Many types of dosimeters are used to measure radiation dose and calibrate radiotherapy equipment, but none directly measure the biological effect of this dose. The purpose here is to create a dosimeter that can measure the probability of double-strand breaks (DSB) for DNA, which is directly related to the biological effect of radiation.Methods
A DNA dosimeter, consisting of magnetic streptavidin beads attached to four kilobase pair DNA strands labeled with biotin and fluorescein amidite (FAM) on opposing ends, was suspended in phosphate-buffered saline (PBS). Fifty microliter samples were placed in plastic tubes inside a water tank setup and irradiated at the dose levels of 25, 50, 100, 150, and 200 Gy. After irradiation, the dosimeters were mechanically separated into beads (intact DNA) and supernatant (broken DNA/FAM) using a magnet. The fluorescence was read and the probability of DSB was calculated.

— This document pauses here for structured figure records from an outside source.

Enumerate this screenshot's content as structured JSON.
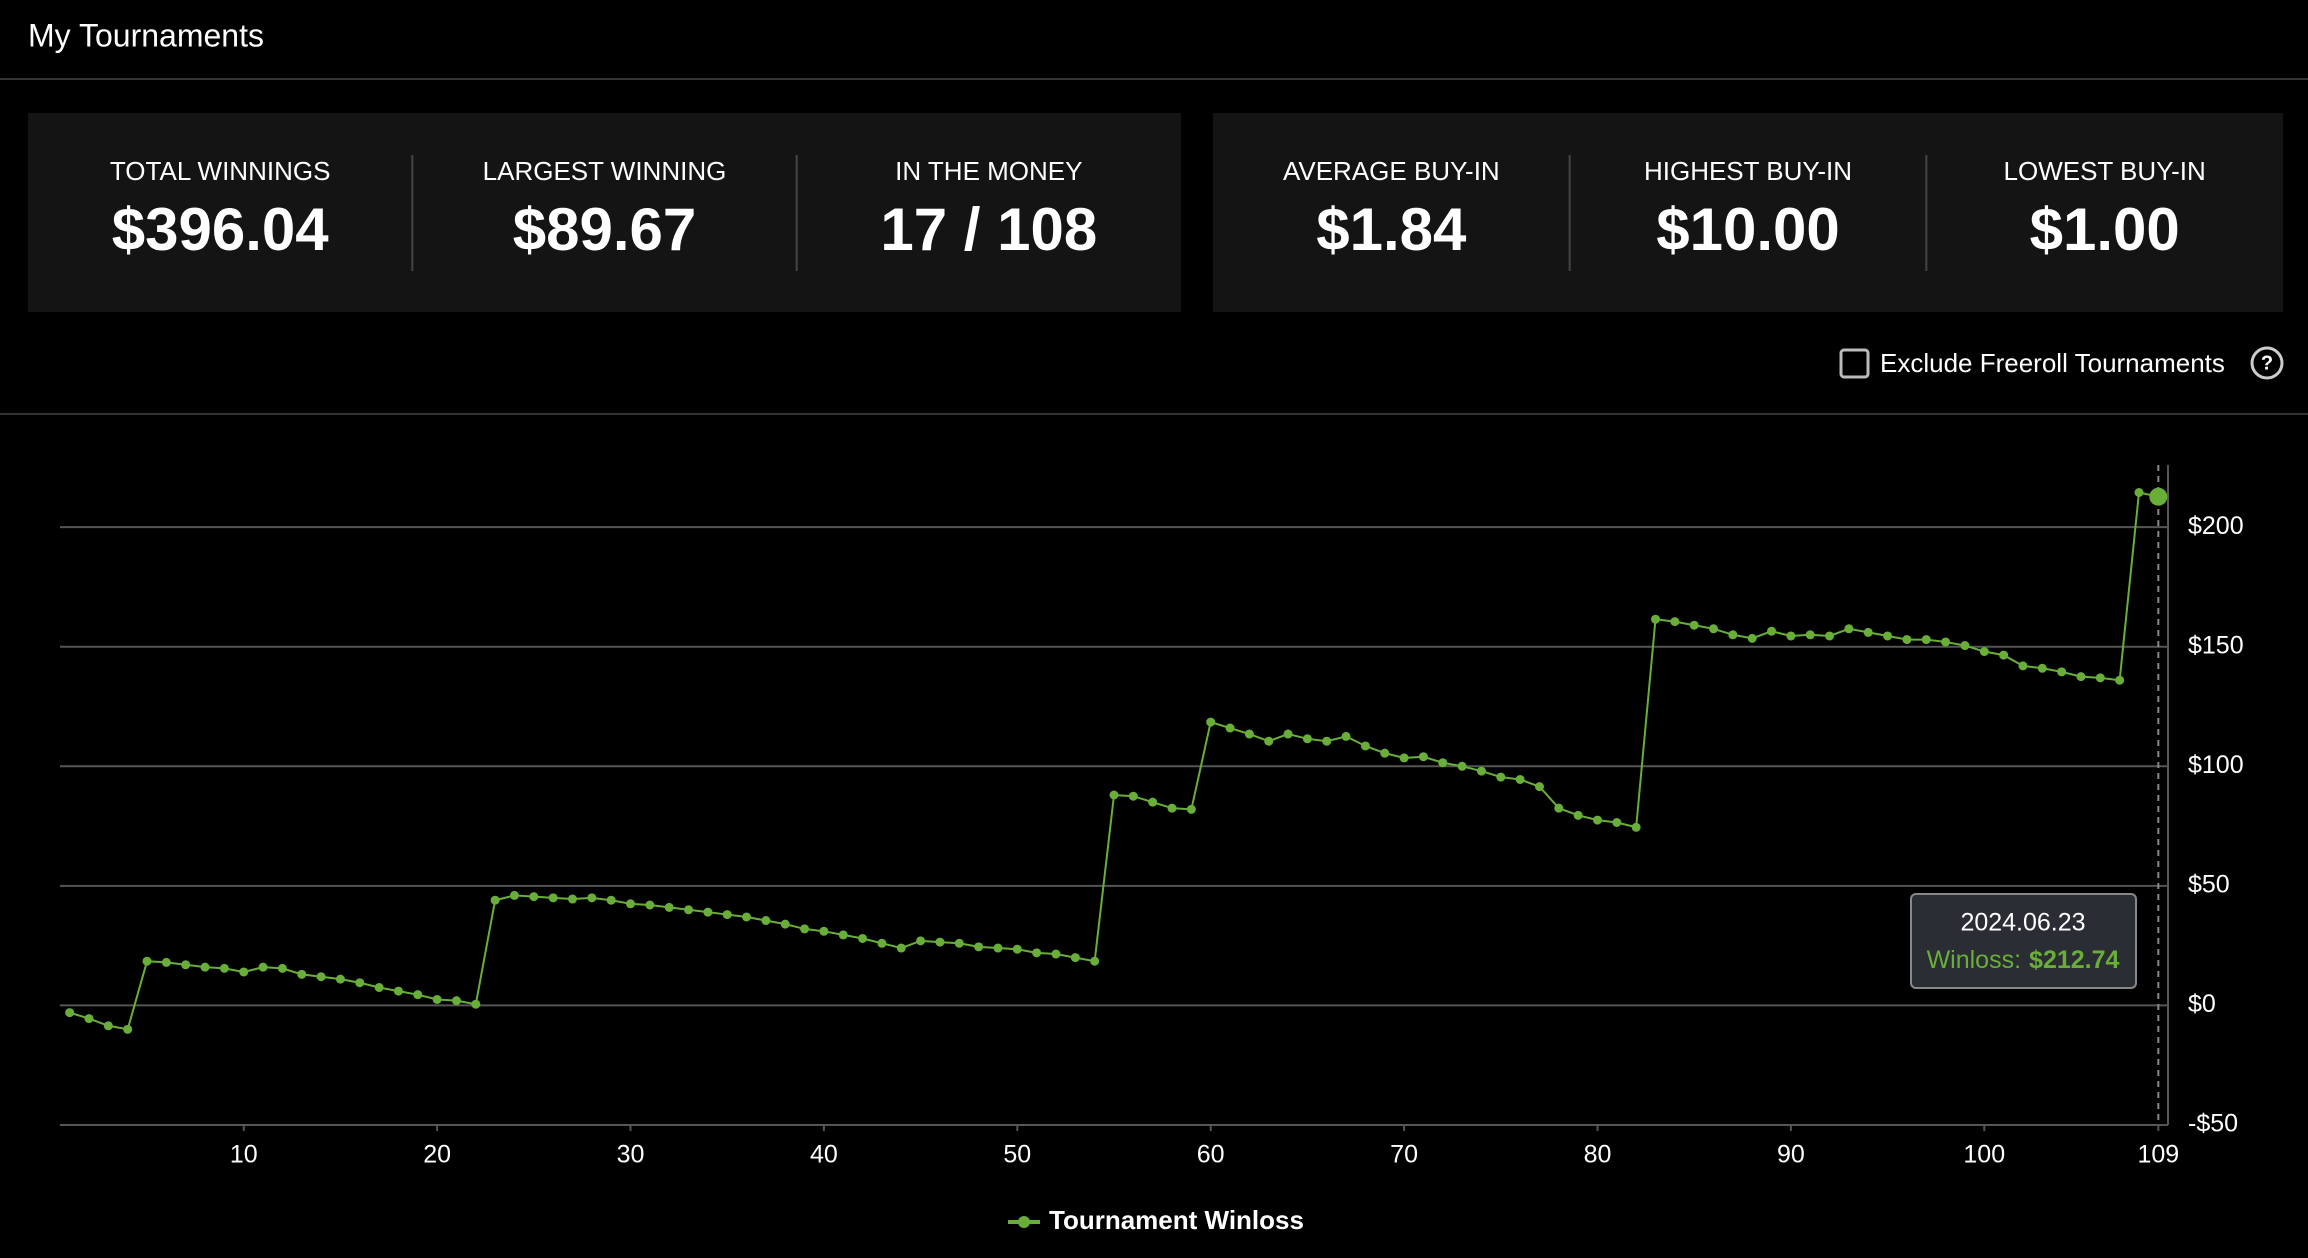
{
  "header": {
    "title": "My Tournaments"
  },
  "cards": [
    [
      {
        "label": "TOTAL WINNINGS",
        "value": "$396.04",
        "highlight": true
      },
      {
        "label": "LARGEST WINNING",
        "value": "$89.67",
        "highlight": false
      },
      {
        "label": "IN THE MONEY",
        "value": "17 / 108",
        "highlight": false
      }
    ],
    [
      {
        "label": "AVERAGE BUY-IN",
        "value": "$1.84",
        "highlight": true
      },
      {
        "label": "HIGHEST BUY-IN",
        "value": "$10.00",
        "highlight": false
      },
      {
        "label": "LOWEST BUY-IN",
        "value": "$1.00",
        "highlight": false
      }
    ]
  ],
  "filter": {
    "label": "Exclude Freeroll Tournaments",
    "checked": false
  },
  "chart_data": {
    "type": "line",
    "x": [
      1,
      2,
      3,
      4,
      5,
      6,
      7,
      8,
      9,
      10,
      11,
      12,
      13,
      14,
      15,
      16,
      17,
      18,
      19,
      20,
      21,
      22,
      23,
      24,
      25,
      26,
      27,
      28,
      29,
      30,
      31,
      32,
      33,
      34,
      35,
      36,
      37,
      38,
      39,
      40,
      41,
      42,
      43,
      44,
      45,
      46,
      47,
      48,
      49,
      50,
      51,
      52,
      53,
      54,
      55,
      56,
      57,
      58,
      59,
      60,
      61,
      62,
      63,
      64,
      65,
      66,
      67,
      68,
      69,
      70,
      71,
      72,
      73,
      74,
      75,
      76,
      77,
      78,
      79,
      80,
      81,
      82,
      83,
      84,
      85,
      86,
      87,
      88,
      89,
      90,
      91,
      92,
      93,
      94,
      95,
      96,
      97,
      98,
      99,
      100,
      101,
      102,
      103,
      104,
      105,
      106,
      107,
      108,
      109
    ],
    "series": [
      {
        "name": "Tournament Winloss",
        "color": "#6aae3a",
        "values": [
          -3,
          -5.5,
          -8.5,
          -10,
          18.5,
          18,
          17,
          16,
          15.5,
          14,
          16,
          15.5,
          13,
          12,
          11,
          9.5,
          7.5,
          6,
          4.5,
          2.5,
          2,
          0.5,
          44,
          46,
          45.5,
          45,
          44.5,
          45,
          44,
          42.5,
          42,
          41,
          40,
          39,
          38,
          37,
          35.5,
          34,
          32,
          31,
          29.5,
          28,
          26,
          24,
          27,
          26.5,
          26,
          24.5,
          24,
          23.5,
          22,
          21.5,
          20,
          18.5,
          88,
          87.5,
          85,
          82.5,
          82,
          118.5,
          116,
          113.5,
          110.5,
          113.5,
          111.5,
          110.5,
          112.5,
          108.5,
          105.5,
          103.5,
          104,
          101.5,
          100,
          98,
          95.5,
          94.5,
          91.5,
          82.5,
          79.5,
          77.5,
          76.5,
          74.5,
          161.5,
          160.5,
          159,
          157.5,
          155,
          153.5,
          156.5,
          154.5,
          155,
          154.5,
          157.5,
          156,
          154.5,
          153,
          153,
          152,
          150.5,
          148,
          146.5,
          142,
          141,
          139.5,
          137.5,
          137,
          136,
          214.5,
          212.74
        ]
      }
    ],
    "xlim": [
      0.5,
      109.5
    ],
    "xticks": [
      10,
      20,
      30,
      40,
      50,
      60,
      70,
      80,
      90,
      100,
      109
    ],
    "ylim": [
      -50,
      226
    ],
    "yticks": [
      {
        "value": -50,
        "label": "-$50"
      },
      {
        "value": 0,
        "label": "$0"
      },
      {
        "value": 50,
        "label": "$50"
      },
      {
        "value": 100,
        "label": "$100"
      },
      {
        "value": 150,
        "label": "$150"
      },
      {
        "value": 200,
        "label": "$200"
      }
    ],
    "grid": true,
    "tooltip": {
      "title": "2024.06.23",
      "label": "Winloss:",
      "value": "$212.74"
    }
  }
}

This DNA dosimeter response was benchmarked against a Southern blot analysis technique for the measurement of DSB probability.Results
For the DNA dosimeter, the probabilities of DSB at the dose levels of 25, 50, 100, 150, and 200 Gy were 0.043, 0.081, 0.149, 0.196, and 0.242, respectively, and the standard errors of the mean were 0.002, 0.003, 0.006, 0.005, and 0.011, respectively. For the Southern blot method, the probabilities of DSB at the dose levels of 25, 50, 100, 150, and 200 Gy were 0.053, 0.105, 0.198, 0.235, and 0.264, respectively, and the standard errors of the mean were 0.013, 0.024, 0.040, 0.044, and 0.063, respectively.Conclusions
A DNA dosimeter can accurately determine the probability of DNA double-strand break (DSB), one of the most toxic effects of radiotherapy, for absorbed radiation doses from 25 to 200 Gy. This is an important step in demonstrating the viability of DNA dosimeters as a measurement technique for radiation.